CTSA Profile: Putting Big Data Ideas Into Action

Erich Huang, MD, PhD, Assistant Professor in Biostatistics and Bioinformatics

March 8, 2016

In 2014, Erich Huang, PhD, MD, was the first faculty recruit to the Division of Translational Biomedical Informatics within the Department of Biostatistics and Bioinformatics. Duke was familiar territory – he had completed the MD/PhD program in 2003 and was an assistant professor in Surgery for several years before heading to Seattle to become the director for cancer research at Sage Bionetworks. “Being at Sage was tremendous in exposing me to open science, technology, and other ideas that support data-driven predictive modelling,” he said. “But what attracted me to return to Duke was the opportunity to actually implement some of these ideas in an academic health system.”

Here, in his own words, are some of Huang’s reflections on what has shaped his career in bioinformatics.


How did you initially get involved in biostatistics and bioinformatics?

I did my PhD in the early days of genomics, and I saw that we were generating what seemed at the time to be vast amounts of data. I knew that it would be good to have a facile grasp of how to manage such data and do predictive modelling. I learned scientific programming with the Statistical Science Department with former chair Mike West, which exposed me to a whole new world of how to use data. I have come to see that the techniques we used to analyze genomics and create predictive models can also be used to analyze the ever-increasing amounts of data created by electronic health records.


How has your training as a surgeon affected your work as a big data scientist?

Surgical training is definitely not about predictive modelling – it is very hands on. But it helped me learn what are critical clinical problems and what information we need to solve those problems. Simply solving a problem theoretically isn’t enough. The delivery of healthcare comes through people, so you have to solve a problem in a way that makes it easy for people to understand and use the information. Big data won’t replace doctors, but it can provide tools to enhance the awareness of physicians to what is happening, and thereby improve care.


How do you explain to an 8th grader what you do at Duke?

I usually tell people I focus on big data in health care at Duke. We have a long history at Duke of using electronic health records (EHRs), but my generation is the first to be working in a situation where electronic health records are ubiquitous. We need to learn how to assimilate all of this data to make it useful. This could mean predicting a clinical outcome, or classifying a patient as having a particular sort of phenotype of a disease so we can guide care, or just thinking about how we integrate different types of data, such as integrating genomic data into electronic health records.

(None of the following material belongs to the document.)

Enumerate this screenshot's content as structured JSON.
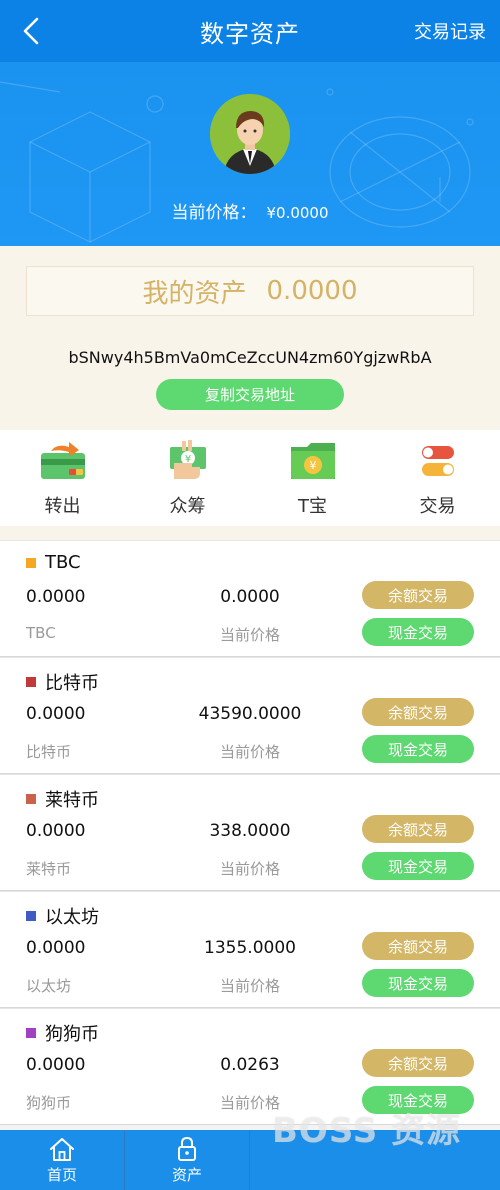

What are a couple of projects you are working on?

One is the Duke Data Service, funded by the School of Medicine, the NIH Big Data to Knowledge Consortium, and the  Burroughs Welcome Fund. We are creating an infrastructure that makes it easy for investigators to gather and store the data they collect and generate it in a transparent manner so that others can reproduce their scientific findings. For example, if a scientist creates a predictive model of medication adherence based on electronic health records and geospatial data, someone who wants to scale it up to use in a health system needs to understand how the model works. That is hard to do in a published paper in JAMA. People need to be able to access the data.

Another project is CALYPSO – the Clinical and Analytic Learning Platform for Surgical Outcomes. It is a project where we are using machine learning and electronic health records to predict whether a surgical patient is going to have one of a variety of complications. The aim is to provide predictions in real time so that rounding teams can have the information at hand during their rounds. We think CALYPSO can provide a system that synthesizes a huge amount of data that might not be readily apparent to busy healthcare workers. If we can provide insights in an easy-to-understand manner, it can enhance the healthcare teams’ situational awareness.

Others include the Baseline Study in conjunction with Verily (formerly Google Life Sciences), the Chronic Kidney Disease project (previously reported on in the DTMI newsletter), the MURDOCK Study, and the Surgical Critical Care Initiative.


What is the biggest challenge you face in dealing with big data?

A huge challenge these days is interoperability -- finding easy ways for information to be securely exchanged between providers and platforms. We gather so much data, but often we can’t share it. It is frustrating for a patient when we have to reorder tests because the patient’s information from a previous health system is in a format that our health system can’t read. The same is true for research. We need to find tools that allow us to move and share data. It is absolutely essential for improving healthcare nationally.


What are your passions in life in addition to big data?

My family is my biggest passion. I have a wonderful wife and three children. Life-long learning is also a passion. I’d be bored if I wasn’t constantly learning. And the arts are very important to me. I grew up expecting to be a violin soloist, and although I’m not playing anymore, music is still very important to me.


What book are you currently reading?

I’m an avid reader, but I’m only just now getting around to tackling War and Peace. I watched the series on PBS and it inspired me to read the book. On my Kindle.


What do you do that is just for you?

Last year I took my daughter to the Mid-South Fencers’ Club in Durham for an introductory fencing course. I decided it looked like so much fun that I wanted to do it. So now I practice sabre fencing once a week and have just participated in my first tournament. I enjoy it because when I am fencing, I am focusing only on my opponent. It removes me completely from my work life.